Lay the fillets out on a cutting board and remove any pin bones. This can be done by pulling individual bones or cutting out the strip of meat around them.
Place 2 Tbs of butter in a large frying pan (I prefer cast-iron) over Med-High heat. Let the butter and pan heat up as you prep the fish.
If rockfish fillets are more than 1 inch thick, fillet them in half.
Cut fillets long-wise into 1 to 2 inch strips following any striations, then cut cross-wise creating chunks of fish no larger than 2x2 inch squares.
Lay chunks of fish out on cutting board and generously sprinkle the top sides with lemon pepper and cumin.
Using tongs, lay 1 chunk of fish upside down in hot pan to check that butter and pan are ready. If the butter sizzles, then it is ready for the rest of the fish.
Lay the remaining fish chunks upside down in the hot pan.
Generously sprinkle the top sides with lemon pepper and cumin.
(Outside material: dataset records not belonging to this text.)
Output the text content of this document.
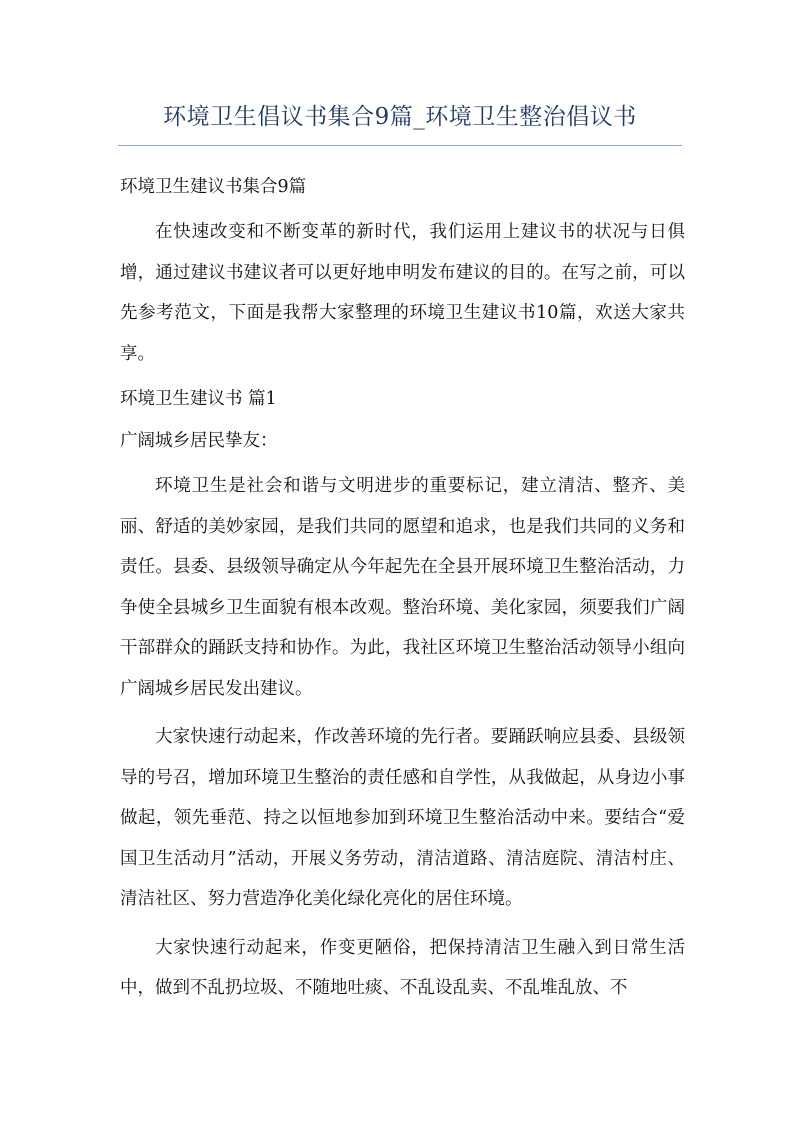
环境卫生倡议书集合9篇_环境卫生整治倡议书

环境卫生建议书集合9篇

在快速改变和不断变革的新时代，我们运用上建议书的状况与日俱增，通过建议书建议者可以更好地申明发布建议的目的。在写之前，可以先参考范文，下面是我帮大家整理的环境卫生建议书10篇，欢送大家共享。

环境卫生建议书 篇1

广阔城乡居民挚友：

环境卫生是社会和谐与文明进步的重要标记，建立清洁、整齐、美丽、舒适的美妙家园，是我们共同的愿望和追求，也是我们共同的义务和责任。县委、县级领导确定从今年起先在全县开展环境卫生整治活动，力争使全县城乡卫生面貌有根本改观。整治环境、美化家园，须要我们广阔干部群众的踊跃支持和协作。为此，我社区环境卫生整治活动领导小组向广阔城乡居民发出建议。

大家快速行动起来，作改善环境的先行者。要踊跃响应县委、县级领导的号召，增加环境卫生整治的责任感和自学性，从我做起，从身边小事做起，领先垂范、持之以恒地参加到环境卫生整治活动中来。要结合“爱国卫生活动月”活动，开展义务劳动，清洁道路、清洁庭院、清洁村庄、清洁社区、努力营造净化美化绿化亮化的居住环境。

大家快速行动起来，作变更陋俗，把保持清洁卫生融入到日常生活中，做到不乱扔垃圾、不随地吐痰、不乱设乱卖、不乱堆乱放、不
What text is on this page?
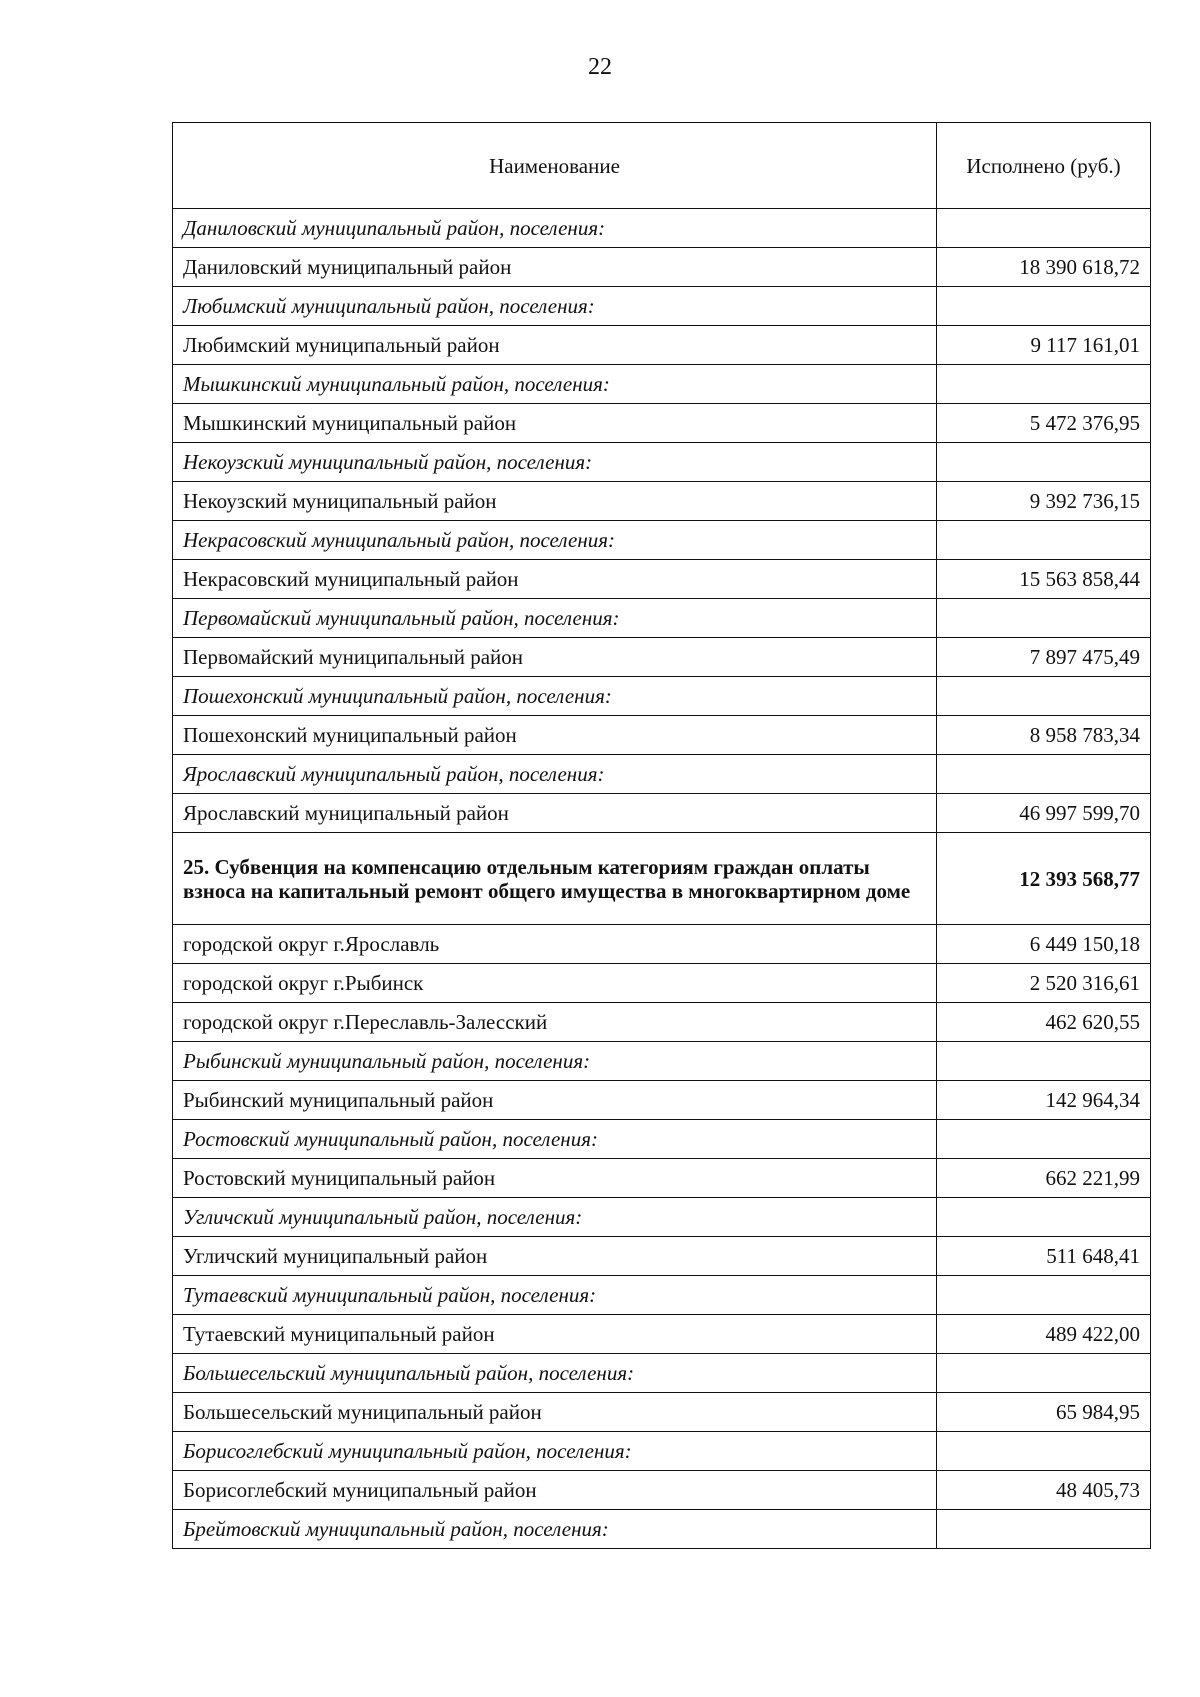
22
Наименование	Исполнено (руб.)
Даниловский муниципальный район, поселения:	
Даниловский муниципальный район	18 390 618,72
Любимский муниципальный район, поселения:	
Любимский муниципальный район	9 117 161,01
Мышкинский муниципальный район, поселения:	
Мышкинский муниципальный район	5 472 376,95
Некоузский муниципальный район, поселения:	
Некоузский муниципальный район	9 392 736,15
Некрасовский муниципальный район, поселения:	
Некрасовский муниципальный район	15 563 858,44
Первомайский муниципальный район, поселения:	
Первомайский муниципальный район	7 897 475,49
Пошехонский муниципальный район, поселения:	
Пошехонский муниципальный район	8 958 783,34
Ярославский муниципальный район, поселения:	
Ярославский муниципальный район	46 997 599,70
25. Субвенция на компенсацию отдельным категориям граждан оплаты взноса на капитальный ремонт общего имущества в многоквартирном доме	12 393 568,77
городской округ г.Ярославль	6 449 150,18
городской округ г.Рыбинск	2 520 316,61
городской округ г.Переславль-Залесский	462 620,55
Рыбинский муниципальный район, поселения:	
Рыбинский муниципальный район	142 964,34
Ростовский муниципальный район, поселения:	
Ростовский муниципальный район	662 221,99
Угличский муниципальный район, поселения:	
Угличский муниципальный район	511 648,41
Тутаевский муниципальный район, поселения:	
Тутаевский муниципальный район	489 422,00
Большесельский муниципальный район, поселения:	
Большесельский муниципальный район	65 984,95
Борисоглебский муниципальный район, поселения:	
Борисоглебский муниципальный район	48 405,73
Брейтовский муниципальный район, поселения:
As the fish cooks, it will change color & texture. The thinner pieces may start to curl, and the cooked meat will turn opaque. Turn the thin pieces over first, letting the thicker pieces continue to cook.
If the bottom of the pan looks dry or fish is difficult to flip, you can add butter to the pan, 1 Tbs at a time.
Turn the thicker pieces over when you can tell that they are cooked ½ way through their thickness.
Remove individual fish chunks from pan when they become flakey. Check them by pressing on them with tongs and let them crumble into pan.
Do not overcook fish, or it will become dry and tough.
After fish is done and while pan is still hot, carefully pour a thin layer of water into pan to steam clean. As it cools, you should be able to scrape off any cooked-on remnants.